At the graduate level, surface qualities like spelling, punctuation, and grammar are taken for granted. An occasional careless error won't kill your grade, given the time pressures, but repeated or chronic errors will be remarked and factored.

Audience: Welcome to identify and address a hypothetical audience of your own, like another classroom or book group, but such a move is not expected or required. Otherwise write so that someone in our seminar could recognize your terms and explanations and enjoy your personal contributions and style. Future students may read your essays in our "Model Assignments." But keep the instructor in sight--connect with shared terms and texts, and "write up" in terms of organization and ambition of thought.


Midterm Content / Assignment: Write either one long essay or two medium-length essays on the following topics.

  • Introduce and describe a working or provisional definition of utopia, exploring its literary and historical meanings, backgrounds, challenges, and purposes. You are welcome and encouraged to consider the difficulties of making this definition. What are some of the attractions and distractions of this field of study?
     

  • Question and develop a course objective, part of one, or some combination of objectives. (The final exam offers an opportunity to extend or vary this discussion of your selected objective.)
    --Review how much or how little the seminar has engaged the aspect you're highlighting.
    --An option for this part of the midterm (and the final) is to revise the current objective or even to offer a new one (but if you do, try to relate or compare your new objective to the existing objectives or their framework).
    --Explain and defend your emphasis and try to relate it back to the first part concerning purposes, attractions, distractions, etc.

Don't treat the description above as a checklist. The details are only possible prompts.

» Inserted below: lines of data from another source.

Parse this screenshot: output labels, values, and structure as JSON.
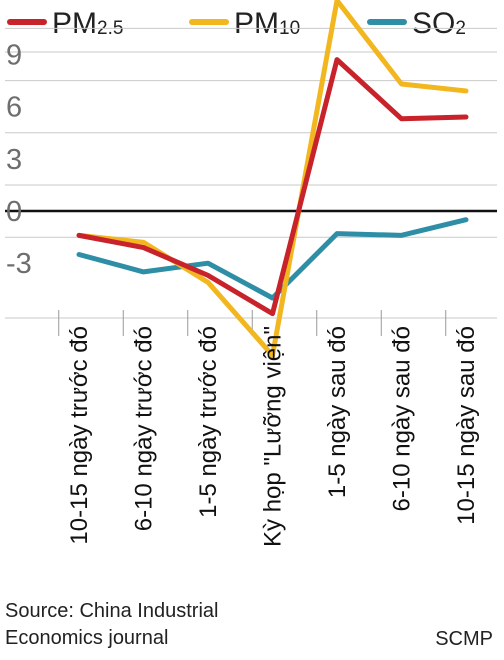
{
  "chart_data": {
    "type": "line",
    "categories": [
      "10-15 ngày trước đó",
      "6-10 ngày trước đó",
      "1-5 ngày trước đó",
      "Kỳ họp \"Lưỡng viện\"",
      "1-5 ngày sau đó",
      "6-10 ngày sau đó",
      "10-15 ngày sau đó"
    ],
    "series": [
      {
        "name": "PM2.5",
        "name_main": "PM",
        "name_sub": "2.5",
        "color": "#c8222b",
        "values": [
          -1.4,
          -2.1,
          -3.7,
          -5.9,
          8.7,
          5.3,
          5.4
        ]
      },
      {
        "name": "PM10",
        "name_main": "PM",
        "name_sub": "10",
        "color": "#f2b61f",
        "values": [
          -1.4,
          -1.8,
          -4.1,
          -8.3,
          12.1,
          7.3,
          6.9
        ]
      },
      {
        "name": "SO2",
        "name_main": "SO",
        "name_sub": "2",
        "color": "#2e8ea6",
        "values": [
          -2.5,
          -3.5,
          -3.0,
          -5.0,
          -1.3,
          -1.4,
          -0.5
        ]
      }
    ],
    "yticks": [
      9,
      6,
      3,
      0,
      -3
    ],
    "ytick_labels": [
      "9",
      "6",
      "3",
      "0",
      "-3"
    ],
    "ylim": [
      -9.1,
      12.1
    ],
    "zero_line_color": "#111111",
    "grid": "horizontal",
    "legend_position": "top",
    "title": "",
    "xlabel": "",
    "ylabel": ""
  },
  "footer": {
    "source": "Source: China Industrial Economics journal",
    "credit": "SCMP"
  }
}
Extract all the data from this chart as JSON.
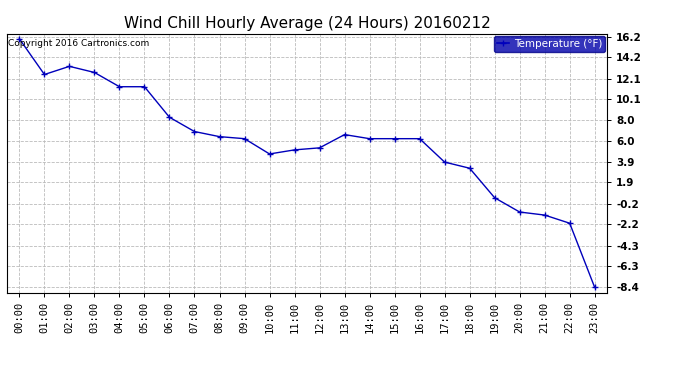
{
  "title": "Wind Chill Hourly Average (24 Hours) 20160212",
  "copyright_text": "Copyright 2016 Cartronics.com",
  "legend_label": "Temperature (°F)",
  "x_labels": [
    "00:00",
    "01:00",
    "02:00",
    "03:00",
    "04:00",
    "05:00",
    "06:00",
    "07:00",
    "08:00",
    "09:00",
    "10:00",
    "11:00",
    "12:00",
    "13:00",
    "14:00",
    "15:00",
    "16:00",
    "17:00",
    "18:00",
    "19:00",
    "20:00",
    "21:00",
    "22:00",
    "23:00"
  ],
  "y_values": [
    16.0,
    12.5,
    13.3,
    12.7,
    11.3,
    11.3,
    8.3,
    6.9,
    6.4,
    6.2,
    4.7,
    5.1,
    5.3,
    6.6,
    6.2,
    6.2,
    6.2,
    3.9,
    3.3,
    0.4,
    -1.0,
    -1.3,
    -2.1,
    -8.4
  ],
  "yticks": [
    16.2,
    14.2,
    12.1,
    10.1,
    8.0,
    6.0,
    3.9,
    1.9,
    -0.2,
    -2.2,
    -4.3,
    -6.3,
    -8.4
  ],
  "ymin": -8.4,
  "ymax": 16.2,
  "line_color": "#0000bb",
  "marker": "+",
  "marker_color": "#0000bb",
  "bg_color": "#ffffff",
  "plot_bg_color": "#ffffff",
  "grid_color": "#bbbbbb",
  "title_fontsize": 11,
  "tick_fontsize": 7.5,
  "copyright_fontsize": 6.5,
  "legend_bg": "#0000aa",
  "legend_text_color": "#ffffff",
  "legend_fontsize": 7.5
}
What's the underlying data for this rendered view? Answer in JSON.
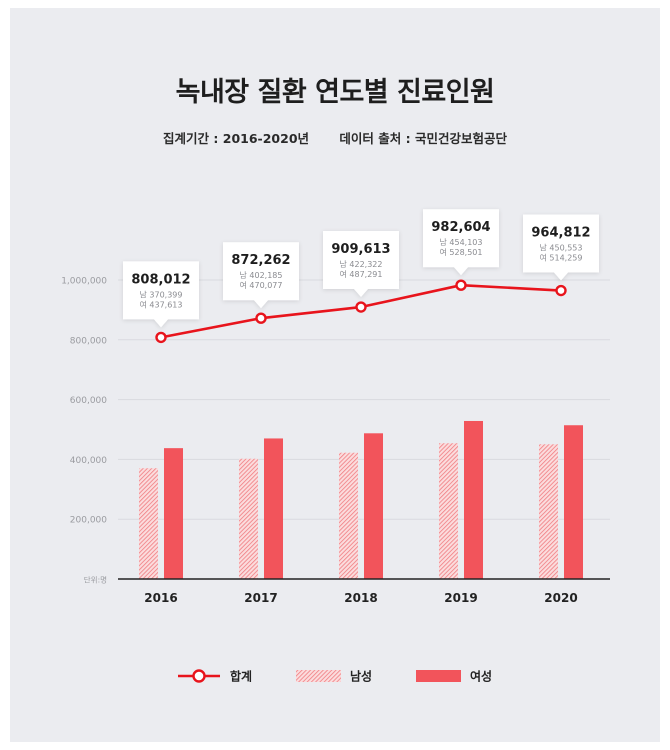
{
  "title": "녹내장 질환 연도별 진료인원",
  "subtitle": {
    "period": "집계기간 : 2016-2020년",
    "source": "데이터 출처 : 국민건강보험공단"
  },
  "colors": {
    "accent": "#e8141c",
    "female_bar": "#f2545b",
    "male_bar": "#f48a8e",
    "background": "#ebecf0"
  },
  "chart_data": {
    "type": "bar",
    "categories": [
      "2016",
      "2017",
      "2018",
      "2019",
      "2020"
    ],
    "series": [
      {
        "name": "합계",
        "type": "line",
        "values": [
          808012,
          872262,
          909613,
          982604,
          964812
        ]
      },
      {
        "name": "남성",
        "type": "bar",
        "values": [
          370399,
          402185,
          422322,
          454103,
          450553
        ]
      },
      {
        "name": "여성",
        "type": "bar",
        "values": [
          437613,
          470077,
          487291,
          528501,
          514259
        ]
      }
    ],
    "callouts": [
      {
        "total": "808,012",
        "male": "남 370,399",
        "female": "여 437,613"
      },
      {
        "total": "872,262",
        "male": "남 402,185",
        "female": "여 470,077"
      },
      {
        "total": "909,613",
        "male": "남 422,322",
        "female": "여 487,291"
      },
      {
        "total": "982,604",
        "male": "남 454,103",
        "female": "여 528,501"
      },
      {
        "total": "964,812",
        "male": "남 450,553",
        "female": "여 514,259"
      }
    ],
    "y_ticks": [
      {
        "value": 200000,
        "label": "200,000"
      },
      {
        "value": 400000,
        "label": "400,000"
      },
      {
        "value": 600000,
        "label": "600,000"
      },
      {
        "value": 800000,
        "label": "800,000"
      },
      {
        "value": 1000000,
        "label": "1,000,000"
      }
    ],
    "unit_label": "단위:명",
    "ylim": [
      0,
      1000000
    ],
    "grid": true,
    "legend_position": "bottom",
    "legend": [
      {
        "key": "total",
        "label": "합계"
      },
      {
        "key": "male",
        "label": "남성"
      },
      {
        "key": "female",
        "label": "여성"
      }
    ]
  }
}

Required textual references: Refer to all four of our major texts: Utopia, Looking Backward, Herland, and Anthem. Welcome, however, to emphasize some more than others.

Special requirements:

  • Refer to at least one passage or insight from the 2005 midterms
     

  • Refer to at least one student presentation--either information listed or student comments in presentation / discussion

Possible references:

  • Welcome to refer briefly to outside readings and other courses or discussions anywhere, but not required.
     

  • Welcome to refer to student-discussion comments relevant to your themes, but not required.